Le droit à la déconnexion sera plus facile à mettre en œuvre dans les grosses structures que dans les start-up ou TPE. Ainsi, l’article 25 du projet de loi dispose que les modalités du droit à la déconnexion font partie des sujets abordés lors de la négociation annuelle dans les entreprises sur la qualité de vie au travail, afin « d’assurer le respect des temps de repos et de congés ». Mais sans sanction, il s’agit d’un cadre qui est fixé (par exemple plage de non-envoi de méls – on peut avoir des exceptions, un commercial devant urgemment envoyer une réponse pour ne pas perdre un client). Et si un accès à la messagerie d’entreprise ou un outil est bloqué, un matériel ou un logiciel personnel pourra toujours être utilisé à des fins professionnelles.
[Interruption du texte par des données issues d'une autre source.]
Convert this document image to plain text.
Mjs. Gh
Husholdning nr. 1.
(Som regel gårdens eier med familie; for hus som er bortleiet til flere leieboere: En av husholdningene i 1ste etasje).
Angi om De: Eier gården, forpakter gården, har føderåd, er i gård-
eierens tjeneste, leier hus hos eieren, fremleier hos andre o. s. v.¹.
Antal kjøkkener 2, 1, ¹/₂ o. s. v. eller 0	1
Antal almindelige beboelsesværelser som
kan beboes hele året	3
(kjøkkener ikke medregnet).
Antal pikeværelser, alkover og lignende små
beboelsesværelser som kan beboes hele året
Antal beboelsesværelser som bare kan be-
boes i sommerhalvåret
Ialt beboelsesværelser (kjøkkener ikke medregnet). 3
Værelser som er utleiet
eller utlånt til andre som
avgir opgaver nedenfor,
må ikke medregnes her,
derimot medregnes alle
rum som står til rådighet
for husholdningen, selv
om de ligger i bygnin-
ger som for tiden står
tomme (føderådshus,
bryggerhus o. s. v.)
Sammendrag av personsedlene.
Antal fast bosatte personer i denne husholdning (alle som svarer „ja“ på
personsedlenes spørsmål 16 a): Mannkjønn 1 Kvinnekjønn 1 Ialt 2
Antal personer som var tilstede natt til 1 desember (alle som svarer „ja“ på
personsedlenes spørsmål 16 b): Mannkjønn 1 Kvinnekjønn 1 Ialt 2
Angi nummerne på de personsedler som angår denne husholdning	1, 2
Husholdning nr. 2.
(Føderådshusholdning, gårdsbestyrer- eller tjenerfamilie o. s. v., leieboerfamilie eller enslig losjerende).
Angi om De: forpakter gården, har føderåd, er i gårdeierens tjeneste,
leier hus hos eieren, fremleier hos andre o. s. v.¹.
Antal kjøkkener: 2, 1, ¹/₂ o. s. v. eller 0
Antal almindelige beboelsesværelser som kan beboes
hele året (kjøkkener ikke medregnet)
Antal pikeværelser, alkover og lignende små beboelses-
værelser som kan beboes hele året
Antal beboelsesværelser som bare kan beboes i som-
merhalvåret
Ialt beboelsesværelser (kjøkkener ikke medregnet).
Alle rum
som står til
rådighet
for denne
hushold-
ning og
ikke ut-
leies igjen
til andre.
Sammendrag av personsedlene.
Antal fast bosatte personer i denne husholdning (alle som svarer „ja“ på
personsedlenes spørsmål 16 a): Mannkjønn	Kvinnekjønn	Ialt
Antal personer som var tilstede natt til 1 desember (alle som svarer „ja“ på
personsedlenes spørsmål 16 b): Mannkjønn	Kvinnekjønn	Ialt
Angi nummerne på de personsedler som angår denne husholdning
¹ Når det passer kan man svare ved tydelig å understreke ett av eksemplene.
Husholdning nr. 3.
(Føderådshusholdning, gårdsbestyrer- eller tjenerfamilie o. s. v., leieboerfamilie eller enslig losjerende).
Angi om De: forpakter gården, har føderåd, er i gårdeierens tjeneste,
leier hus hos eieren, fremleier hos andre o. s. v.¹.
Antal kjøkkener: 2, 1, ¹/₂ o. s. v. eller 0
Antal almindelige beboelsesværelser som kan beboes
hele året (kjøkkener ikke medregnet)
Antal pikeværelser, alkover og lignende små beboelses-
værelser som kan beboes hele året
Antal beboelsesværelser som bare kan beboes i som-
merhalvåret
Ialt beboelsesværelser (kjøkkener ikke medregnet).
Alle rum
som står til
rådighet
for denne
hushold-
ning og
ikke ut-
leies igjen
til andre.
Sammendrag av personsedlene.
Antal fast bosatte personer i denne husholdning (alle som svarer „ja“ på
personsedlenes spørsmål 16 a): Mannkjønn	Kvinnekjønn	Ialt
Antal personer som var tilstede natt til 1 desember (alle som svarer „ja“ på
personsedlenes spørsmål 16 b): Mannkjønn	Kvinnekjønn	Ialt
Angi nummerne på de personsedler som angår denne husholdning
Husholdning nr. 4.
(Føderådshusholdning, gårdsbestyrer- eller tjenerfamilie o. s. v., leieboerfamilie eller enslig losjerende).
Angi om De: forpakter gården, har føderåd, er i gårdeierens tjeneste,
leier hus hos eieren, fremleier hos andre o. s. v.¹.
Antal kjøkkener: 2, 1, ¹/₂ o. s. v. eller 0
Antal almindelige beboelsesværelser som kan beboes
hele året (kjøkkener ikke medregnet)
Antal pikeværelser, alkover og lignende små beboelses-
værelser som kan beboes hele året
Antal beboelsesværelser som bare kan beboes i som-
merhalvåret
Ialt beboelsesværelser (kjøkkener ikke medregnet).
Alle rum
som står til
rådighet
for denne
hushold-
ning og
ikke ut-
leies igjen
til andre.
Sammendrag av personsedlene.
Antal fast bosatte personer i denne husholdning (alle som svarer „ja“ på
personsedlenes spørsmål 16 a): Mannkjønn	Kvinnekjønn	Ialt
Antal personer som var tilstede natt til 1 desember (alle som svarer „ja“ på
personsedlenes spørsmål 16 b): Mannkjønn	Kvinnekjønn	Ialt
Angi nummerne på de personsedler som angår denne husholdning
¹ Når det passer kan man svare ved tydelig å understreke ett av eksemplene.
Il faudrait sans doute aller plus loin avec la géolocalisation, l’horodatage car nous avons deux autres droits qui ne sont pas évoqués, le droit à l’oubli et le droit au silence des puces.
2 Commentaires
.La prévention des risques professionnels des technologies de l’information et de la communication doit etre mise en oeuvre et cette loi a le mérite d’avancer dans ce domaine : http://www.officiel-prevention.com/formation/fiches-metier/detail_dossier_CHSCT.php?rub=89&ssrub=206&dossid=483
Le problème avec l’évolution de la technologie de nos jours c’est que la personne humaine n’est plus utile comme avant. Ce sont les machines qui nous remplacent et qui font notre boulot à notre place en même temps que plusieurs autres tâches. J’appréhende carrément cette évolution numérique, bientôt, le taux de chômage montera en flèche.